HIV-1 infection impairs HSV-specific CD4(+) and CD8(+) T-cell response by reducing Th1 cytokines and CCR5 ligand secretion

Abstract

Background: The concept of HIV-1/HSV-negative immunosynergy has recently come to light, which leads us to explore the impact of HIV-1 infection on HSV-specific T-cell immunity.

Methods: : A combination of interferon (IFN)-γ ELISpot and Luminex-based multicytokine profiling assays was used to compare, in a cross-sectional study, the HSV-specific CD4 and CD8 T-cell responses between 20 HIV-1/HSV-coinfected and 12 HIV-1-uninfected/HSV-infected individuals after in vitro restimulation with HSV glycoprotein D (gD) peptide epitopes.

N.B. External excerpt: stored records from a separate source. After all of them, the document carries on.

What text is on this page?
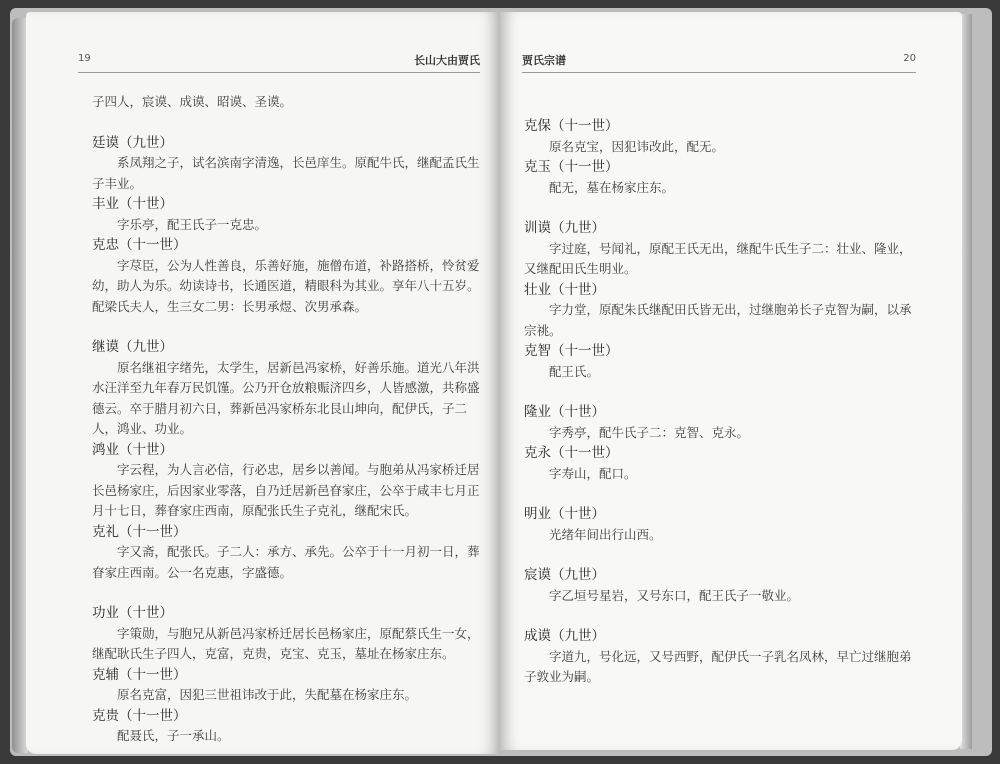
19	长山大由贾氏

子四人，宸谟、成谟、昭谟、圣谟。

廷谟（九世）

系凤翔之子，试名滨南字清逸，长邑庠生。原配牛氏，继配孟氏生子丰业。

丰业（十世）

字乐亭，配王氏子一克忠。

克忠（十一世）

字荩臣，公为人性善良，乐善好施，施僧布道，补路搭桥，怜贫爱幼，助人为乐。幼读诗书，长通医道，精眼科为其业。享年八十五岁。配梁氏夫人，生三女二男：长男承煜、次男承森。

继谟（九世）

原名继祖字绪先，太学生，居新邑冯家桥，好善乐施。道光八年洪水汪洋至九年春万民饥馑。公乃开仓放粮赈济四乡，人皆感激，共称盛德云。卒于腊月初六日，葬新邑冯家桥东北艮山坤向，配伊氏，子二人，鸿业、功业。

鸿业（十世）

字云程，为人言必信，行必忠，居乡以善闻。与胞弟从冯家桥迁居长邑杨家庄，后因家业零落，自乃迁居新邑眘家庄，公卒于咸丰七月正月十七日，葬眘家庄西南，原配张氏生子克礼，继配宋氏。

克礼（十一世）

字又斋，配张氏。子二人：承方、承先。公卒于十一月初一日，葬眘家庄西南。公一名克惠，字盛德。

功业（十世）

字策勋，与胞兄从新邑冯家桥迁居长邑杨家庄，原配蔡氏生一女，继配耿氏生子四人，克富，克贵，克宝、克玉，墓址在杨家庄东。

克辅（十一世）

原名克富，因犯三世祖讳改于此，失配墓在杨家庄东。

克贵（十一世）

配聂氏，子一承山。

贾氏宗谱	20

克保（十一世）

原名克宝，因犯讳改此，配无。

克玉（十一世）

配无，墓在杨家庄东。

训谟（九世）

字过庭，号闻礼，原配王氏无出，继配牛氏生子二：壮业、隆业，又继配田氏生明业。

壮业（十世）

字力堂，原配朱氏继配田氏皆无出，过继胞弟长子克智为嗣，以承宗祧。

克智（十一世）

配王氏。

隆业（十世）

字秀亭，配牛氏子二：克智、克永。

克永（十一世）

字寿山，配口。

明业（十世）

光绪年间出行山西。

宸谟（九世）

字乙垣号星岩，又号东口，配王氏子一敬业。

成谟（九世）

字道九，号化远，又号西野，配伊氏一子乳名凤林，早亡过继胞弟子敦业为嗣。
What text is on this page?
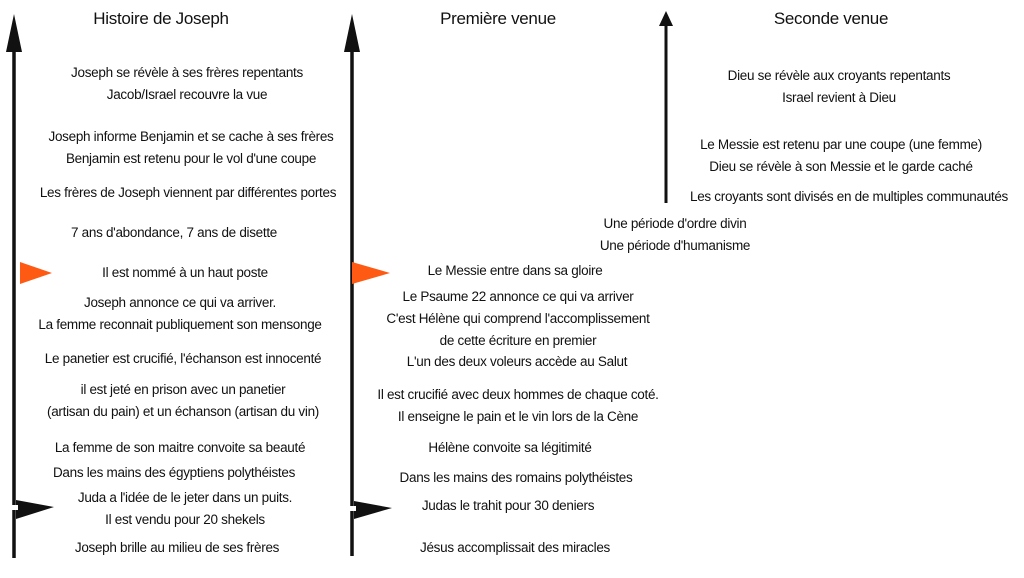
Histoire de Joseph	Première venue	Seconde venue
Joseph se révèle à ses frères repentants
Jacob/Israel recouvre la vue
Joseph informe Benjamin et se cache à ses frères
Benjamin est retenu pour le vol d'une coupe
Les frères de Joseph viennent par différentes portes
7 ans d'abondance, 7 ans de disette
Il est nommé à un haut poste
Joseph annonce ce qui va arriver.
La femme reconnait publiquement son mensonge
Le panetier est crucifié, l'échanson est innocenté
il est jeté en prison avec un panetier
(artisan du pain) et un échanson (artisan du vin)
La femme de son maitre convoite sa beauté
Dans les mains des égyptiens polythéistes
Juda a l'idée de le jeter dans un puits.
Il est vendu pour 20 shekels
Joseph brille au milieu de ses frères
Une période d'ordre divin
Une période d'humanisme
Le Messie entre dans sa gloire
Le Psaume 22 annonce ce qui va arriver
C'est Hélène qui comprend l'accomplissement
de cette écriture en premier
L'un des deux voleurs accède au Salut
Il est crucifié avec deux hommes de chaque coté.
Il enseigne le pain et le vin lors de la Cène
Hélène convoite sa légitimité
Dans les mains des romains polythéistes
Judas le trahit pour 30 deniers
Jésus accomplissait des miracles
Dieu se révèle aux croyants repentants
Israel revient à Dieu
Le Messie est retenu par une coupe (une femme)
Dieu se révèle à son Messie et le garde caché
Les croyants sont divisés en de multiples communautés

Results: In response to CD4 and CD8 gD peptide epitopes, mean value (±standard errors of the mean) of the different IFN-γ-secreting T cells (ISC) means was significantly reduced in HIV-1/HSV-coinfected individuals (70 ISC ± 10 and 60 ISC ± 8/10 cells) compared with HIV-1-uninfected/HSV-infected individuals (280 ISC ± 25 and 234 ISC ± 23/10 cells, both P < 0.001). After stimulation with the immunodominant CD4 gD and CD8 gD peptide epitopes, the Th1 cytokine and CCR5 ligand secretions were decreased in the HIV-1-infected group although Th17 cytokines increased. The mean concentration of interleukin (IL)-2, IFN-γ, the IFN-γ-induced protein 10 kDa, and the monokine induced by IFN-γ was correlated to the mean concentration of macrophage inflammatory proteins (MIP-1α, MIP-1β), RANTES and Eotaxin (ρ = 0.56, P = 0.02 and ρ = 0.52, P = 0.03).

Conclusions: HIV-1 infection impairs both the number and function of HSV-specific T cells. The downregulation of Th1 cytokines and CCR5 ligands in HIV-1/HSV-coinfected individuals may further facilitate both HSV reactivations and HIV-1 replication.